This article first appeared on my old blog in 2013.
The Howard government went to capital markets on no fewer than 400 occasions to borrow money.
Between March 1996 and November 2007, there were 135 lines of bonds that were taken to market in various bond tenders which were issued with a face value of $51 billion, while there were over 280 T-Note tenders with a face value of over $220 billion.
Indeed, in the three months before the November 2007 election, the Howard government went to the bond market on 8 separate occasions to borrow money with a series of bond tenders.
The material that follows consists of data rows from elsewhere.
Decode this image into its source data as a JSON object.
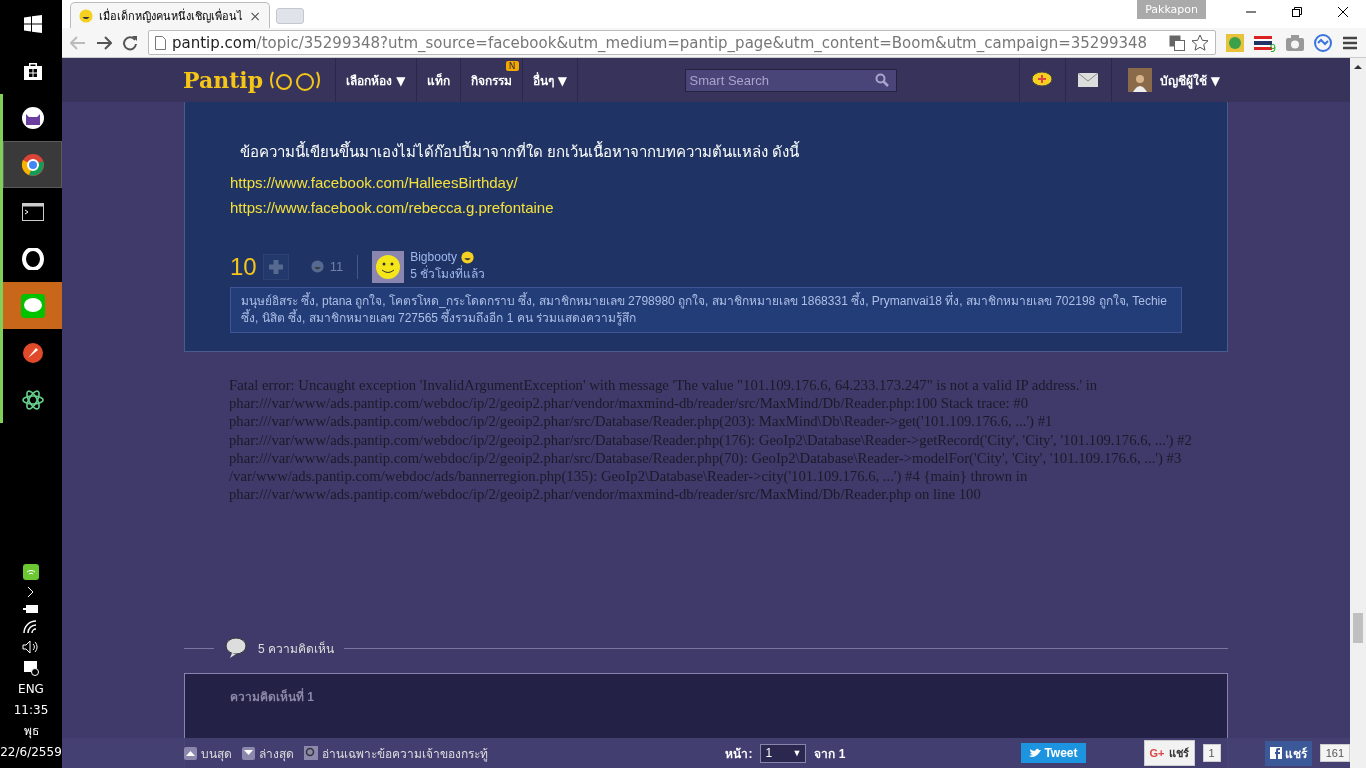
{
  "taskbar": {
    "apps": [
      {
        "running": false,
        "selected": false,
        "alert": false
      },
      {
        "running": false,
        "selected": false,
        "alert": false
      },
      {
        "running": true,
        "selected": false,
        "alert": false
      },
      {
        "running": true,
        "selected": true,
        "alert": false
      },
      {
        "running": true,
        "selected": false,
        "alert": false
      },
      {
        "running": true,
        "selected": false,
        "alert": false
      },
      {
        "running": true,
        "selected": false,
        "alert": true
      },
      {
        "running": true,
        "selected": false,
        "alert": false
      },
      {
        "running": true,
        "selected": false,
        "alert": false
      }
    ],
    "tray": {
      "language": "ENG",
      "time": "11:35",
      "day": "พุธ",
      "date": "22/6/2559"
    }
  },
  "browser": {
    "tab_title": "เมื่อเด็กหญิงคนหนึ่งเชิญเพื่อนไ",
    "tab_close": "×",
    "profile": "Pakkapon",
    "url_host": "pantip.com",
    "url_rest": "/topic/35299348?utm_source=facebook&utm_medium=pantip_page&utm_content=Boom&utm_campaign=35299348",
    "extension_badge": "9"
  },
  "navbar": {
    "logo": "Pantip",
    "menu": [
      {
        "label": "เลือกห้อง ▼"
      },
      {
        "label": "แท็ก"
      },
      {
        "label": "กิจกรรม",
        "badge": "N"
      },
      {
        "label": "อื่นๆ ▼"
      }
    ],
    "search": {
      "placeholder": "Smart Search"
    },
    "account": "บัญชีผู้ใช้ ▼"
  },
  "post": {
    "text": "ข้อความนี้เขียนขึ้นมาเองไม่ได้ก๊อปปี้มาจากที่ใด  ยกเว้นเนื้อหาจากบทความต้นแหล่ง ดังนี้",
    "links": [
      "https://www.facebook.com/HalleesBirthday/",
      "https://www.facebook.com/rebecca.g.prefontaine"
    ],
    "score": "10",
    "emotions": "11",
    "author": "Bigbooty",
    "time": "5 ชั่วโมงที่แล้ว",
    "reactions": "มนุษย์อิสระ ซึ้ง, ptana ถูกใจ, โคตรโหด_กระโดดกราบ ซึ้ง, สมาชิกหมายเลข 2798980 ถูกใจ, สมาชิกหมายเลข 1868331 ซึ้ง, Prymanvai18 ทึ่ง, สมาชิกหมายเลข 702198 ถูกใจ, Techie ซึ้ง, นิสิต ซึ้ง, สมาชิกหมายเลข 727565 ซึ้งรวมถึงอีก 1 คน ร่วมแสดงความรู้สึก"
  },
  "error": "Fatal error: Uncaught exception 'InvalidArgumentException' with message 'The value \"101.109.176.6, 64.233.173.247\" is not a valid IP address.' in phar:///var/www/ads.pantip.com/webdoc/ip/2/geoip2.phar/vendor/maxmind-db/reader/src/MaxMind/Db/Reader.php:100 Stack trace: #0 phar:///var/www/ads.pantip.com/webdoc/ip/2/geoip2.phar/src/Database/Reader.php(203): MaxMind\\Db\\Reader->get('101.109.176.6, ...') #1 phar:///var/www/ads.pantip.com/webdoc/ip/2/geoip2.phar/src/Database/Reader.php(176): GeoIp2\\Database\\Reader->getRecord('City', 'City', '101.109.176.6, ...') #2 phar:///var/www/ads.pantip.com/webdoc/ip/2/geoip2.phar/src/Database/Reader.php(70): GeoIp2\\Database\\Reader->modelFor('City', 'City', '101.109.176.6, ...') #3 /var/www/ads.pantip.com/webdoc/ads/bannerregion.php(135): GeoIp2\\Database\\Reader->city('101.109.176.6, ...') #4 {main} thrown in phar:///var/www/ads.pantip.com/webdoc/ip/2/geoip2.phar/vendor/maxmind-db/reader/src/MaxMind/Db/Reader.php on line 100",
  "comments": {
    "heading": "5 ความคิดเห็น",
    "first_title": "ความคิดเห็นที่ 1"
  },
  "bottom_bar": {
    "top": "บนสุด",
    "bottom": "ล่างสุด",
    "owner_only": "อ่านเฉพาะข้อความเจ้าของกระทู้",
    "page_label": "หน้า:",
    "page": "1",
    "page_caret": "▼",
    "of": "จาก 1",
    "tweet": "Tweet",
    "gplus_mark": "G+",
    "gplus": "แชร์",
    "gplus_count": "1",
    "fb": "แชร์",
    "fb_count": "161"
  }
}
Even during the election campaign, just 11 days from polling day, it borrowed an additional $300 million in bond tender number 236. In the final term of the Howard government, from October 2004 to November 2007, there were 43 bond tenders or times the government borrowed money.
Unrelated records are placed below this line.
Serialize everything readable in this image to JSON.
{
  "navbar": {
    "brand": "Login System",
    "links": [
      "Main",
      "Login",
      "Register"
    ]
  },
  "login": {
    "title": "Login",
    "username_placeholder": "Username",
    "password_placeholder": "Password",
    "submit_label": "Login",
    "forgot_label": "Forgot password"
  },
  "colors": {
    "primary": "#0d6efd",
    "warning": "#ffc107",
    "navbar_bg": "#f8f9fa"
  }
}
This was prudent financial management that rightly drew no political criticism although there were howls of protest from the capital markets that debt was too low and the lack of liquidity was scaring away global investors. That argument has been made before and I will not go to that point here.
The lowest level the amount of gross government debt fell to under the Howard government was $47 billion.
Which means that for the likes of Liberal Party Deputy Leader Julie Bishop and Senator Cormann to refer to zero gross debt under the Howard government when trying to compare it to whatever their estimate of gross debt is now, is plainly wrong.
The Howard government never eliminated gross government, and never once since Federation has any government eliminated gross government debt. Nor should it and no government ever will.
Any effort to compare net debt, which did fall below zero under the Howard government, with some made up and as yet unsubstantiated guess for gross debt of “$400 billion” under the current government is a contempable distortion and should be called out as such.